All these facts are consequences of the thermal wind relation. The balance of forces acting on an atmospheric air parcel in the vertical direction is primarily between the gravitational force acting on the mass of the parcel and the buoyancy force, or the difference in pressure between the top and bottom surfaces of the parcel. Any imbalance between these forces results in the acceleration of the parcel in the imbalance direction: upward if the buoyant force exceeds the weight, and downward if the weight exceeds the buoyancy force. The balance in the vertical direction is referred to as hydrostatic. Beyond the tropics, the dominant forces act in the horizontal direction, and the primary struggle is between the Coriolis force and the pressure gradient force. Balance between these two forces is referred to as geostrophic. Given both hydrostatic and geostrophic balance, one can derive the thermal wind relation: the vertical gradient of the horizontal wind is proportional to the horizontal temperature gradient. If two air masses in the northern hemisphere, one cold and dense to the north and the other hot and less dense to the south, are separated by a vertical boundary and that boundary should be removed, the difference in densities will result in the cold air mass slipping under the hotter and less dense air mass. The Coriolis effect will then cause poleward-moving mass to deviate to the East, while equatorward-moving mass will deviate toward the west. The general trend in the atmosphere is for temperatures to decrease in the poleward direction. As a result, winds develop an eastward component and that component grows with altitude. Therefore, the strong eastward moving jet streams are in part a simple consequence of the fact that the Equator is warmer than the north and south poles.

Polar jet stream

The thermal wind relation does not explain why the winds are organized into tight jets, rather than distributed more broadly over the hemisphere.

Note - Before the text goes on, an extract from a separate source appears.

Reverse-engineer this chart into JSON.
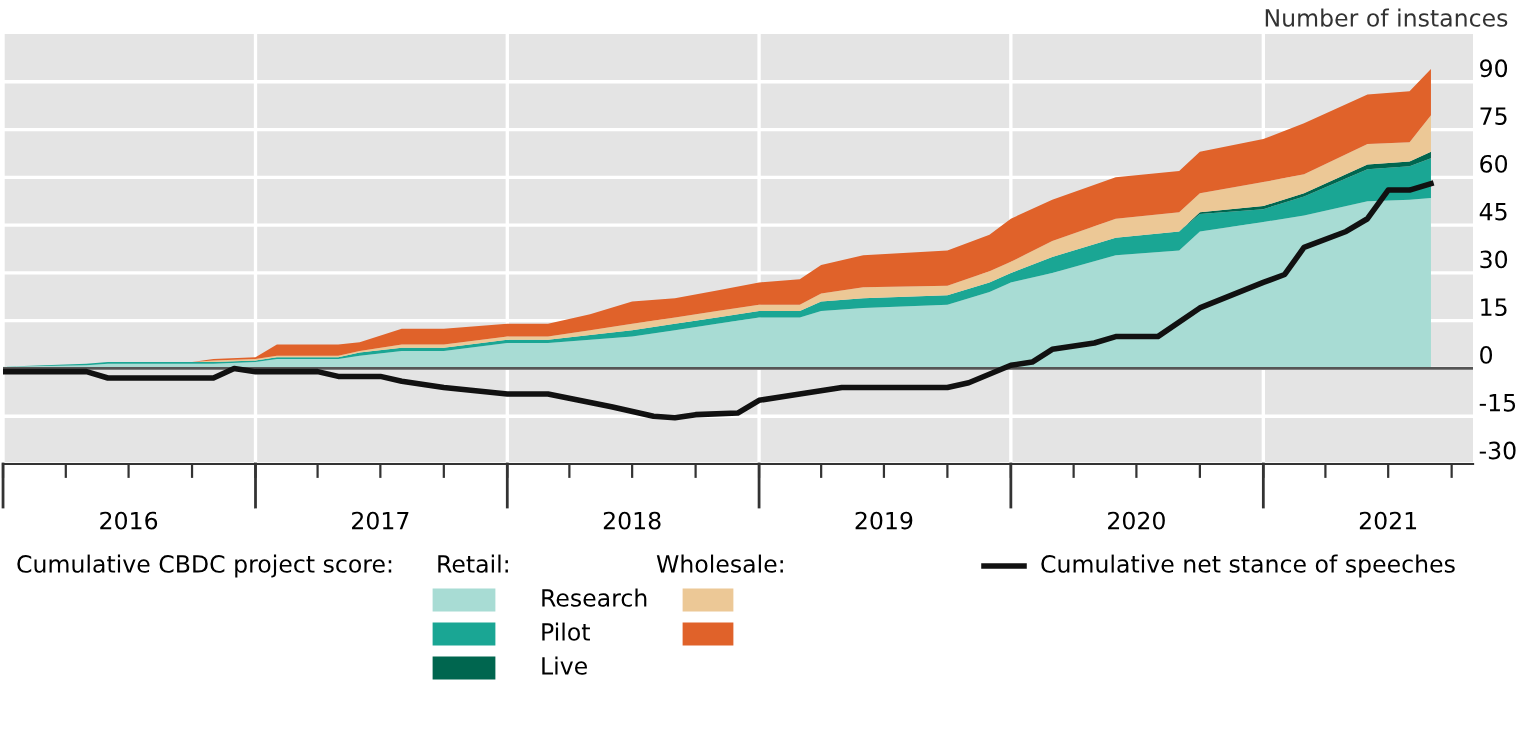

One factor that contributes to the creation of a concentrated polar jet is the undercutting of sub-tropical air masses by the more dense polar air masses at the polar front. This causes a sharp north–south pressure gradient in the horizontal plane, an effect which is most significant during double Rossby wave breaking events. At high altitudes, lack of friction allows air to respond freely to the steep pressure gradient with low pressure at high altitude over the pole. This results in the formation of planetary wind circulations that experience a strong Coriolis deflection and thus can be considered 'quasi-geostrophic'. The polar front jet stream is closely linked to the frontogenesis process in midlatitudes, as the acceleration/deceleration of the air flow induces areas of low/high pressure respectively, which link to the formation of cyclones and anticyclones along the polar front in a relatively narrow region.

Subtropical jet

A second factor which contributes to a concentrated jet is more applicable to the subtropical jet which forms at the poleward limit of the tropical Hadley cell, and to first order this circulation is symmetric with respect to longitude. Tropical air rises to the tropopause, and moves poleward before sinking; this is the Hadley cell circulation. As it does so it tends to conserve angular momentum, since friction with the ground is slight. Air masses that begin moving poleward are deflected eastward by the Coriolis force, which for poleward moving air implies an increased westerly component of the winds.